Pertamina Unit III mengambil alih Blok Cepu pada tahun 1980. Menyusul suatu dekrit pemerintah yang membolehkan perusahaan nasional untuk berpartisipasi dalam explorasi minyak dan gasbumi, maka PT Humpuss Patragas mengajukan permohonan pengelolaan Blok Cepu. Permohonan awalnya adalah untuk enhanced oil recovery dari lapangan2 tua Kawengan, Ledok, Nglobo and Semanggi dan kemungkinan explorasi di daerah sekitarnya. Suatu perjanjianTAC ditanda-tangani pada tanggal 23 januari 1990, dengan catatan bahwa semua lapangan minyak yang masih berproduksi dikeluarkan (carved-out) dari daerah kontrak, dengan demikian PT Humpuss Patragas yang baru terbentuk harus melaksanakan explorasi untuk bisa memproduksi migas.
Setelah melampaui (overrun) komitmen financialnya PT Humpuss Patragas memutuskan untuk mem-“farm-out”kan 49% dari “interest”nya pada perusahan international pada tahun 1995 dengan catatan bahwa Humpuss Patragas tetap bertindak sebagai operator.
Suatu “shortlist” dari 6 perusahan telah pilih dari lebih dari 100 pihak yang berminat untuk meninjau (to view) ruang data dengan Terumbu Kujung sebagai primadona. Walaupun semua ke 6 perusahaan itu sangat berminat, hanya perusahaan Ampolex dari Australia yang berhasil mencapai kesepakatan dengan komitmen USD 100 juta dan karena bersedia untuk membiarkan Patragas tetap bertindak sebagai operator, dengan catatan bahwa Ampolex akan menempatkan seorang Vice President Exploration dan Chief Geologist di dalam organisasi Humpuss Patragas. Setelah disetujui oleh pihak-pihak yang berwenang Ampolex menandatangani suatu persetujuan “farm-in”dg H.Patragas pada Mei 1996.
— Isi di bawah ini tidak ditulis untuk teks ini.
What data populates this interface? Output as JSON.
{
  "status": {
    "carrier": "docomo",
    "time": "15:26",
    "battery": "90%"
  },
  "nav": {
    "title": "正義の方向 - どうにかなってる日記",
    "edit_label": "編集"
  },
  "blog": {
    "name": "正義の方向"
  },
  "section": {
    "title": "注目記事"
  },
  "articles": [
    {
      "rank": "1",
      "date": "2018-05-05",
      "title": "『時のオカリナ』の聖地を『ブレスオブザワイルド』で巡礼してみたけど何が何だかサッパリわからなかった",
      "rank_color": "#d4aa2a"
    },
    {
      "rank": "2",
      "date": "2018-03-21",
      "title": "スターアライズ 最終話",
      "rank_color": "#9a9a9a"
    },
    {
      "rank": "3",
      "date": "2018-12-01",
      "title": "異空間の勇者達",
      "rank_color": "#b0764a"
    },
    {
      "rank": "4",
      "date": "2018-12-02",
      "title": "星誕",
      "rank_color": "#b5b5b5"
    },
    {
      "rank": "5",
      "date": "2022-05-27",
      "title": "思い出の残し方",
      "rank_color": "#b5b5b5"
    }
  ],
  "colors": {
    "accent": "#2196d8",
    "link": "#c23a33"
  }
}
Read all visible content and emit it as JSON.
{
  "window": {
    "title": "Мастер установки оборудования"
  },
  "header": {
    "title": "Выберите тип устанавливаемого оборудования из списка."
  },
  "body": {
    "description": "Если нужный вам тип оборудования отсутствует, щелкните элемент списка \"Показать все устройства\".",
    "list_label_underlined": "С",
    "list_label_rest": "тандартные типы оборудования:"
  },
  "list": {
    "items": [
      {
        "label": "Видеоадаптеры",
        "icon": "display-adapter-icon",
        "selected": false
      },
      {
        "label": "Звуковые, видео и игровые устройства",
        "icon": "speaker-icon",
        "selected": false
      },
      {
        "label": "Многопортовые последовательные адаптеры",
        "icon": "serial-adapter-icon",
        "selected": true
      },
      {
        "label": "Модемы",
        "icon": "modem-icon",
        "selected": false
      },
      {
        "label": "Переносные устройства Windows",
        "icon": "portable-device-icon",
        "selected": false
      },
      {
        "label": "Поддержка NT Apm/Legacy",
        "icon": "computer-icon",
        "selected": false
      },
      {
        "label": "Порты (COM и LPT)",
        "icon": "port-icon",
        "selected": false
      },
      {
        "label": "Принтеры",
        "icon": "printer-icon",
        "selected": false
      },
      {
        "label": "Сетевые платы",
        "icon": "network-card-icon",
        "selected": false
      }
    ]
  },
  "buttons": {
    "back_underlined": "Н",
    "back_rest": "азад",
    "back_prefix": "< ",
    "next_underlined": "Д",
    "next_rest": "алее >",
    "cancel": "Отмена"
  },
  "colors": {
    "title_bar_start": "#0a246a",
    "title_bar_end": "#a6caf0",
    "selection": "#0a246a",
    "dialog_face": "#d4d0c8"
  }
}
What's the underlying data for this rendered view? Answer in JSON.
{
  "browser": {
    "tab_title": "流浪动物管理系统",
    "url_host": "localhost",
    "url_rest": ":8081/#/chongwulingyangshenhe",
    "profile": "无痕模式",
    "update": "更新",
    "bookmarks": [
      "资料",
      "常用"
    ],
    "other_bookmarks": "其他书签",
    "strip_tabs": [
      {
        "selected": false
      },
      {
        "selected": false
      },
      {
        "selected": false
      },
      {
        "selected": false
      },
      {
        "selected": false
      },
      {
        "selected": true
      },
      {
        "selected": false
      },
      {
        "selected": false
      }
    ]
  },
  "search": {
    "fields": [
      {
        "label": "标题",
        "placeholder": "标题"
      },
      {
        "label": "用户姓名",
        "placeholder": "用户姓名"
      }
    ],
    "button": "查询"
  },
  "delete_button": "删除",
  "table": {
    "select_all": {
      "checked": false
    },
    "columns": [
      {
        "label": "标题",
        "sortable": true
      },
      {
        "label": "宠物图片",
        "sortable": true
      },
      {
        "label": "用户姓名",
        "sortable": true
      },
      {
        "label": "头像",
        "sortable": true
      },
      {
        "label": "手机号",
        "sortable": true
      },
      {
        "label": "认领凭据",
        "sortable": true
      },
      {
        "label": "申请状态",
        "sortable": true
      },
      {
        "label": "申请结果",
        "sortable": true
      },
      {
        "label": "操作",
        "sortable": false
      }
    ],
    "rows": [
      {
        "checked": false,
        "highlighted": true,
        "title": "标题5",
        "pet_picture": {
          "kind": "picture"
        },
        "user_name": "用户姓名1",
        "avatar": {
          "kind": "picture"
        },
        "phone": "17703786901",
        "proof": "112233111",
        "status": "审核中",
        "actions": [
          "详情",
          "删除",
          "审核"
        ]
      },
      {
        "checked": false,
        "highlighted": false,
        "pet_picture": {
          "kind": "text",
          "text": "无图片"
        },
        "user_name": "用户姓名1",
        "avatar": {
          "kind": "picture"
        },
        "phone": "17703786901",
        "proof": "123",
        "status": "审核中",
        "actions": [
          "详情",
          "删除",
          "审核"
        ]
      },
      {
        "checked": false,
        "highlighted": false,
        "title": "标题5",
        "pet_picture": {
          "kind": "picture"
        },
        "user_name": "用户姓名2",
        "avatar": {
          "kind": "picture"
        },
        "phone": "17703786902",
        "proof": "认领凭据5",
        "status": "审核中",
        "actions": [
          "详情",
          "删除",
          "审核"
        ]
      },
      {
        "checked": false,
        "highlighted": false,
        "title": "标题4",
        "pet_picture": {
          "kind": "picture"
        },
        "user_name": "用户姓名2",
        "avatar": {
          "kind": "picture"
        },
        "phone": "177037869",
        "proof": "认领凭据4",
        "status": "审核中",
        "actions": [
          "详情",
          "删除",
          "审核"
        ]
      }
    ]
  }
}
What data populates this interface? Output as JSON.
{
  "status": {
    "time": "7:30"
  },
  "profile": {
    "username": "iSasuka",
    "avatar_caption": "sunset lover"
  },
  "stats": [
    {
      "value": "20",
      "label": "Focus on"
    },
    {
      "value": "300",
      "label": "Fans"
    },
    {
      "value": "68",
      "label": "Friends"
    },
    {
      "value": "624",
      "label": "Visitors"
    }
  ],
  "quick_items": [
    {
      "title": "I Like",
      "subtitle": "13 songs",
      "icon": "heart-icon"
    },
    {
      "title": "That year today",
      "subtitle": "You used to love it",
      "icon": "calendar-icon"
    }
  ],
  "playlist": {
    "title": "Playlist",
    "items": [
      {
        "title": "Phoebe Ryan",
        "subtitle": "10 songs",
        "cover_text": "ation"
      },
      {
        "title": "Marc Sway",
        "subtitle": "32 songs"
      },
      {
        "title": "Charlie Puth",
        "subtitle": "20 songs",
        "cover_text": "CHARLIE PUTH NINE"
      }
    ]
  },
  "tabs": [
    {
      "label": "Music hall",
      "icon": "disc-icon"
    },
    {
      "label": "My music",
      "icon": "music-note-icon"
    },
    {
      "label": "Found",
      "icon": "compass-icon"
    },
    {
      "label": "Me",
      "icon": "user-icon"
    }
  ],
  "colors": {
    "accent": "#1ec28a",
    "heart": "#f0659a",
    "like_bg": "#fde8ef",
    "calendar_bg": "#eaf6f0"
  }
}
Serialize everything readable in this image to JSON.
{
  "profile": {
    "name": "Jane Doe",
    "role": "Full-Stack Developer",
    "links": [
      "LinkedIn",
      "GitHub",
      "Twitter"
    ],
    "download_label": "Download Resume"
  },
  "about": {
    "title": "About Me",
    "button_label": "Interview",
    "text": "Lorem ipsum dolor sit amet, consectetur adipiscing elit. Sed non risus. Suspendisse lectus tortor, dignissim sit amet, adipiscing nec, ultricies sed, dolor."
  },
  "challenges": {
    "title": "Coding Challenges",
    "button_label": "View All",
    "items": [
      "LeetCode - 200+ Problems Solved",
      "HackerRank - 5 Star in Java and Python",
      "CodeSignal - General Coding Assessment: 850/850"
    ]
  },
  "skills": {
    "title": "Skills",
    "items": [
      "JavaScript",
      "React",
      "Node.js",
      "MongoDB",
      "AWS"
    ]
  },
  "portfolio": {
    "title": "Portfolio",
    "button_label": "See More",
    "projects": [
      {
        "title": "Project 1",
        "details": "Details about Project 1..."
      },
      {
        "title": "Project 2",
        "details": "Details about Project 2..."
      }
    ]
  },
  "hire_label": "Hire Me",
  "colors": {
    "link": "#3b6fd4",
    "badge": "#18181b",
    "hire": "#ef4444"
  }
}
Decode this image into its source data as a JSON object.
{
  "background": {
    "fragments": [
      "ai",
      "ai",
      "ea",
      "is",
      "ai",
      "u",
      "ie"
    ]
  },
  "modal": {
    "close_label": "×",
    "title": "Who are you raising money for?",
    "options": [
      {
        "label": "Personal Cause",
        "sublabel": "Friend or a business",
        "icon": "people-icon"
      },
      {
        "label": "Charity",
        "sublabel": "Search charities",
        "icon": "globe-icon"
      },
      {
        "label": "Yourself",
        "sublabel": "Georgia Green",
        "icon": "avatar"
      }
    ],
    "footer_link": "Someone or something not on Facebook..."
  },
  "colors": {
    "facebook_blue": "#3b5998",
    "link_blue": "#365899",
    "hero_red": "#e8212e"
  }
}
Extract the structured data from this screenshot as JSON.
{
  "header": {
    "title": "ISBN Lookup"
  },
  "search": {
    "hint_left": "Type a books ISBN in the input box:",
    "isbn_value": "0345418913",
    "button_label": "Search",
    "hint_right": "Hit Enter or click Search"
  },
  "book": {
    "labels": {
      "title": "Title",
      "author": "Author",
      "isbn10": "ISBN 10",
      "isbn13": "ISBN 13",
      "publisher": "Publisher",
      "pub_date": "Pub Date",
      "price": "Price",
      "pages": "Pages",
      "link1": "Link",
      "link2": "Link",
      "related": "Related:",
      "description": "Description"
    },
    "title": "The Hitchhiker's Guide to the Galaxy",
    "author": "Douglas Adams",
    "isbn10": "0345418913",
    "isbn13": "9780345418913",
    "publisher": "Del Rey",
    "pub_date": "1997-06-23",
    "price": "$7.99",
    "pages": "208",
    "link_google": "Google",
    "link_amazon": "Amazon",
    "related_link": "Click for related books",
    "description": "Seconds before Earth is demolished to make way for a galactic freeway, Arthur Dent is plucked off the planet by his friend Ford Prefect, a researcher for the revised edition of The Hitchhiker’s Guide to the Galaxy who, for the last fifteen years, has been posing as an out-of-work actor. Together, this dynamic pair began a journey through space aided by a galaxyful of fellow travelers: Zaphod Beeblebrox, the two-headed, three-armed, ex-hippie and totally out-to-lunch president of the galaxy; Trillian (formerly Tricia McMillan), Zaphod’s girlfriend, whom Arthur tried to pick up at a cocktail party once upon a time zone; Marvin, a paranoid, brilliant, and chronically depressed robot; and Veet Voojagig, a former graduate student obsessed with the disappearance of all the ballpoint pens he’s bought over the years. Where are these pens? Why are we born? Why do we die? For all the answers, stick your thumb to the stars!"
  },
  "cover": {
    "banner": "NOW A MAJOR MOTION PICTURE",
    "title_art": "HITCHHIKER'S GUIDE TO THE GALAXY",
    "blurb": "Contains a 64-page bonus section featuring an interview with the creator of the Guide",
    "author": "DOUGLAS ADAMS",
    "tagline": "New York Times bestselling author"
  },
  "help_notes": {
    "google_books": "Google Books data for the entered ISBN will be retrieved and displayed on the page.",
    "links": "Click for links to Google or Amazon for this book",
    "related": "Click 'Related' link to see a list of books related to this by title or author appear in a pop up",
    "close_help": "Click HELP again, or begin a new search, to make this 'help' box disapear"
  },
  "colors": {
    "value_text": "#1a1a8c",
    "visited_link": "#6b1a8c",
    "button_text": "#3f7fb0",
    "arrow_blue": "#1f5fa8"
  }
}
Karena Ampolex, yang sekarang telah diakuisisi oleh Mobil Oil, sangat bersemangat untuk melakukan pemboran. Pemboran explorasi Banyu Urip 01 dimulai pada bulan agustus 1998, di tengah-tengah kemelut politik dengan jatuhnya Presiden Suharto. Operasi pemboran telah dikuasai sepenuhnya oleh para insinyur pemboran dari Mobil Oil. Tidak ada para ahli geologi atau ahli teknik Patragas yang diperkenankan masuk ke lokasi pemboran atau melihat data hasil pemboran. Pemboran dihentikan begitu masuk dan setelah pengintian runtunan klastik yang langsung berada di atas terumbu Kujung dilakukan.. Selanjutnya muncul berita bahwa Mobil Oil (Exxon) sedang dalam proses dalam pengambilalihan sisa 51% interest dari Humpuss Patragas serta menjadi operator.
Setelah berhasil mengakuisisi saham Humpuss Patragas, Exxon – Mobil Oil berusaha memperpanjang kontrak pengelolaan Blok Cepu. Pada era Presiden Megawati Exxon – MobilOil mengajukan pembaharuan kontrak. Baru pada era Presiden Susilo Bambang Yudhoyono, kontrak Exxon – MobilOil untuk blok cepu disetujui selama 25 tahun.